Breaking News

HUKUM Banyak Kejanggalan, Dakwaan Ardi Sedaka Harus Batal Demi Hukum 26 Aug 2020 11:55

Article image
Kuasa Hukum Ardo Sedaka saat membacakan pledoi pada Selasa malam, 25 Agustus 2020. (Foto: ist)
"Surat Dakwaan Jaksa Penuntut Umum harus dinyatakan 'Batal Demi Hukum' karena banyaknya pelanggaran-pelanggaran KUHAP maupun HAM yang telah terjadi dalam pemeriksaan di tingkat penyidikan..."

JAKARTA, IndonesiaSatu.co -- Penasihat Hukum terdakwa Ardi Sedaka, Didit Wijayanto, SE, SH, MH dalam menegaskan bahwa dakwaan Jaksa Penuntut Umum dalam kasus kredit macet PermataBank yang menyeret sejumlah bankirnya, terutama Ardi Sedaka, Batal Demi Hukum. 
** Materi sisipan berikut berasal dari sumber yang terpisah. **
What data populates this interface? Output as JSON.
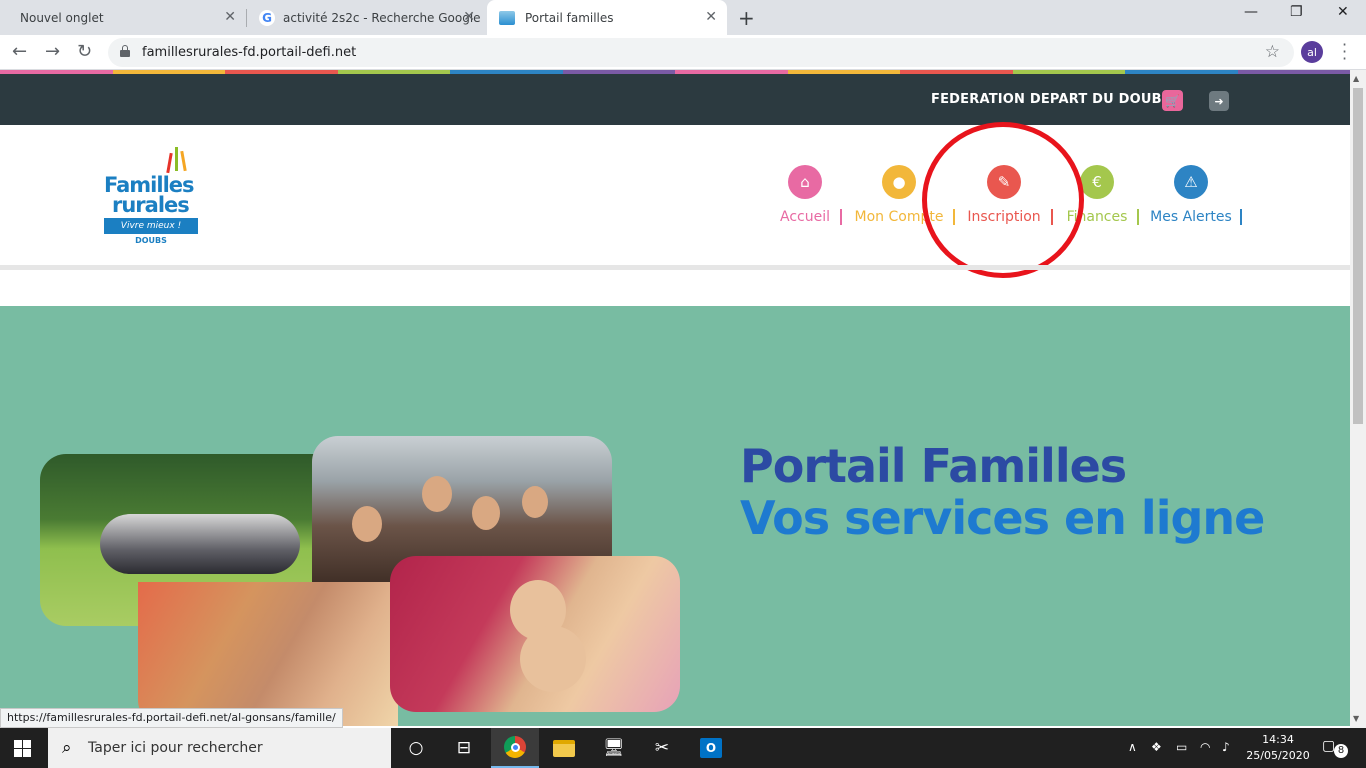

Hal itu ditegaskan Didit dalam pledoi yang disampaikan pada persidangan Selasa, 25 Agustus 2020 di Pengadilan Negeri Jakarta Selatan. Didit pun menegaskan beberapa hal yang vital, terkait dengan banyaknya kejanggalan dan adanya dugaan kriminalisasi terhadap kasus ini.

"Surat Dakwaan Jaksa Penuntut Umum harus dinyatakan 'Batal Demi Hukum' karena banyaknya pelanggaran-pelanggaran KUHAP maupun HAM yang telah terjadi dalam pemeriksaan di tingkat penyidikan, selain juga terdapat cacat formil dalam Surat Dakwaan yaitu dengan mencantumkan peraturan perundang-undangan yang ternyata sudah daluarsa dan telah dinyatakan tidak berlaku lagi," tegas Didit Wijayanto melali siaran pers, Rabu (26/8/2020).
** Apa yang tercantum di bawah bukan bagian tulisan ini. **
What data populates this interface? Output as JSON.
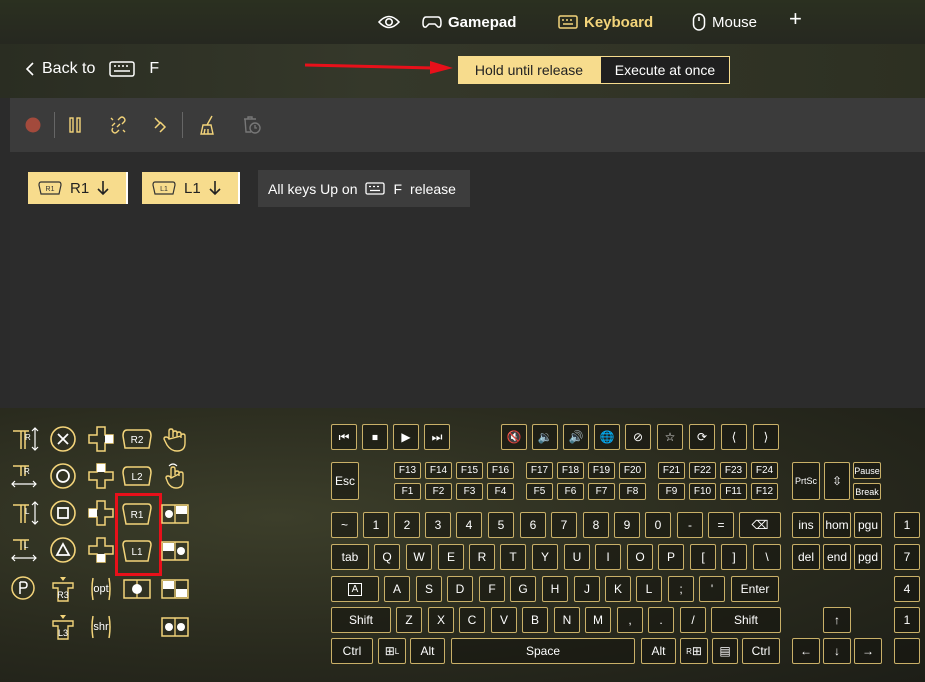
{
  "tabs": {
    "gamepad": "Gamepad",
    "keyboard": "Keyboard",
    "mouse": "Mouse",
    "add": "+"
  },
  "nav": {
    "back": "Back to",
    "key": "F"
  },
  "mode": {
    "hold": "Hold until release",
    "execute": "Execute at once"
  },
  "chips": {
    "r1": "R1",
    "l1": "L1",
    "r1_badge": "R1",
    "l1_badge": "L1",
    "release_prefix": "All keys Up on",
    "release_key": "F",
    "release_suffix": "release"
  },
  "gamepad_labels": {
    "r2": "R2",
    "l2": "L2",
    "r1": "R1",
    "l1": "L1",
    "r": "R",
    "l": "L",
    "r3": "R3",
    "l3": "L3",
    "opt": "opt",
    "shr": "shr"
  },
  "keys": {
    "esc": "Esc",
    "f": [
      "F13",
      "F14",
      "F15",
      "F16",
      "F17",
      "F18",
      "F19",
      "F20",
      "F21",
      "F22",
      "F23",
      "F24"
    ],
    "fl": [
      "F1",
      "F2",
      "F3",
      "F4",
      "F5",
      "F6",
      "F7",
      "F8",
      "F9",
      "F10",
      "F11",
      "F12"
    ],
    "prtsc": "PrtSc",
    "pause": "Pause",
    "brk": "Break",
    "num_row": [
      "~",
      "1",
      "2",
      "3",
      "4",
      "5",
      "6",
      "7",
      "8",
      "9",
      "0",
      "-",
      "="
    ],
    "tab": "tab",
    "q_row": [
      "Q",
      "W",
      "E",
      "R",
      "T",
      "Y",
      "U",
      "I",
      "O",
      "P",
      "[",
      "]",
      "\\"
    ],
    "a_row": [
      "A",
      "S",
      "D",
      "F",
      "G",
      "H",
      "J",
      "K",
      "L",
      ";",
      "'"
    ],
    "enter": "Enter",
    "shift": "Shift",
    "z_row": [
      "Z",
      "X",
      "C",
      "V",
      "B",
      "N",
      "M",
      ",",
      ".",
      "/"
    ],
    "ctrl": "Ctrl",
    "alt": "Alt",
    "space": "Space",
    "caps_a": "A",
    "win_l": "L",
    "win_r": "R",
    "nav": [
      "ins",
      "hom",
      "pgu",
      "del",
      "end",
      "pgd"
    ],
    "numpad": [
      "1",
      "7",
      "4",
      "1"
    ]
  }
}
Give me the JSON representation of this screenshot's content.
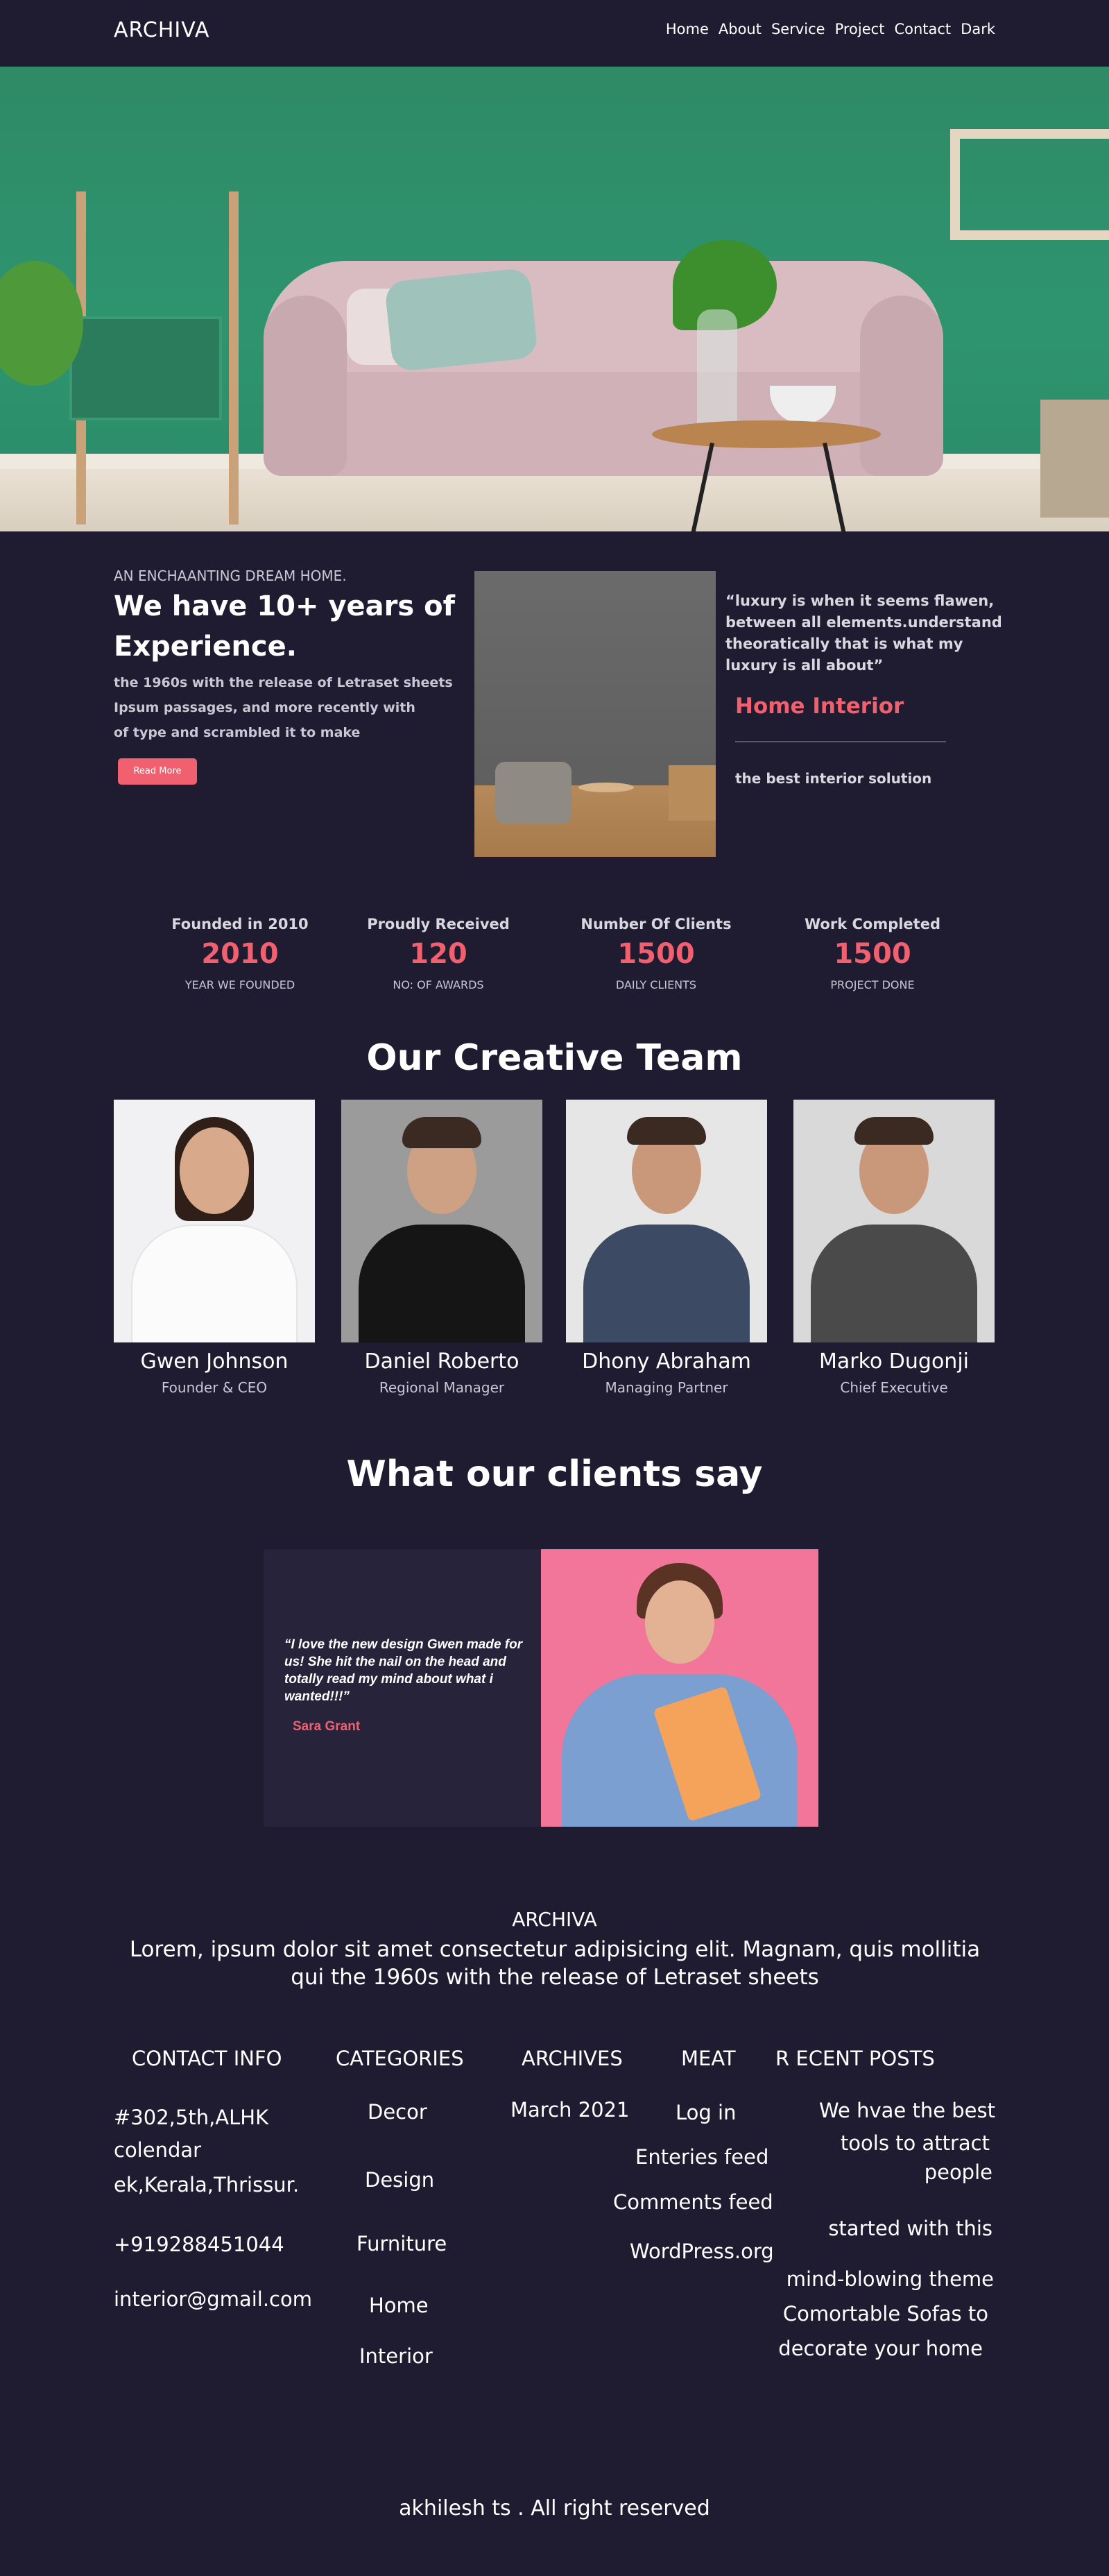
{
  "nav": {
    "brand": "ARCHIVA",
    "items": [
      "Home",
      "About",
      "Service",
      "Project",
      "Contact",
      "Dark"
    ]
  },
  "about": {
    "kicker": "AN ENCHAANTING DREAM HOME.",
    "title": "We have 10+ years of Experience.",
    "text_lines": [
      "the 1960s with the release of Letraset sheets",
      "Ipsum passages, and more recently with",
      "of type and scrambled it to make"
    ],
    "button": "Read More",
    "quote": "“luxury is when it seems flawen, between all elements.understand theoratically that is what my luxury is all about”",
    "quote_title": "Home Interior",
    "quote_sub": "the best interior solution"
  },
  "stats": [
    {
      "title": "Founded in 2010",
      "value": "2010",
      "sub": "YEAR WE FOUNDED"
    },
    {
      "title": "Proudly Received",
      "value": "120",
      "sub": "NO: OF  AWARDS"
    },
    {
      "title": "Number Of  Clients",
      "value": "1500",
      "sub": "DAILY CLIENTS"
    },
    {
      "title": "Work Completed",
      "value": "1500",
      "sub": "PROJECT DONE"
    }
  ],
  "team": {
    "title": "Our Creative Team",
    "members": [
      {
        "name": "Gwen Johnson",
        "role": "Founder & CEO"
      },
      {
        "name": "Daniel Roberto",
        "role": "Regional Manager"
      },
      {
        "name": "Dhony Abraham",
        "role": "Managing Partner"
      },
      {
        "name": "Marko Dugonji",
        "role": "Chief Executive"
      }
    ]
  },
  "testimonials": {
    "title": "What our clients say",
    "quote": "“I love the new design Gwen made for us! She hit the nail on the head and totally read my mind about what i wanted!!!”",
    "author": "Sara Grant"
  },
  "footer": {
    "brand": "ARCHIVA",
    "lorem": "Lorem, ipsum dolor sit amet consectetur adipisicing elit. Magnam, quis mollitia qui the 1960s with the release of Letraset sheets",
    "contact": {
      "heading": "CONTACT INFO",
      "address1": "#302,5th,ALHK",
      "address2": "colendar",
      "address3": "ek,Kerala,Thrissur.",
      "phone": "+919288451044",
      "email": "interior@gmail.com"
    },
    "categories": {
      "heading": "CATEGORIES",
      "items": [
        "Decor",
        "Design",
        "Furniture",
        "Home",
        "Interior"
      ]
    },
    "archives": {
      "heading": "ARCHIVES",
      "items": [
        "March 2021"
      ]
    },
    "meta": {
      "heading": "MEAT",
      "items": [
        "Log in",
        "Enteries feed",
        "Comments feed",
        "WordPress.org"
      ]
    },
    "recent": {
      "heading": "R ECENT POSTS",
      "lines": [
        "We hvae the best",
        "tools to attract",
        "people",
        "started with this",
        "mind-blowing theme",
        "Comortable Sofas to",
        "decorate your home"
      ]
    },
    "copyright": "akhilesh ts . All right reserved"
  }
}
Dalam persidangan sebelumnya di Pengadilan Negeri Jakarta Selatan, Rabu (19/8/2020), Jaksa Penuntut Umum (JPU), menuntut delapan terdakwa kasus dugaan kredit fiktif Bank Permata dengan hukuman masing-masing 5 tahun penjara dan denda Rp 5 miliar,

JPU Bobby M mengatakan, pihaknya menuntut terdakwa Ardi Sedaka, Denis Dominanto, Eko Wilianto, Muhammad Alfian Syah, Yessy Mariana, Henry Hardijaya, Liliana Zakaria, dan Tjong Chandra dengan hukuman 5 tahun penjara karena secara sah dan meyakinkan bersalah melanggar Pasal 49 ayat 2 b Undang-undang Nomor 10 tahun 1998 tentang Perbankan.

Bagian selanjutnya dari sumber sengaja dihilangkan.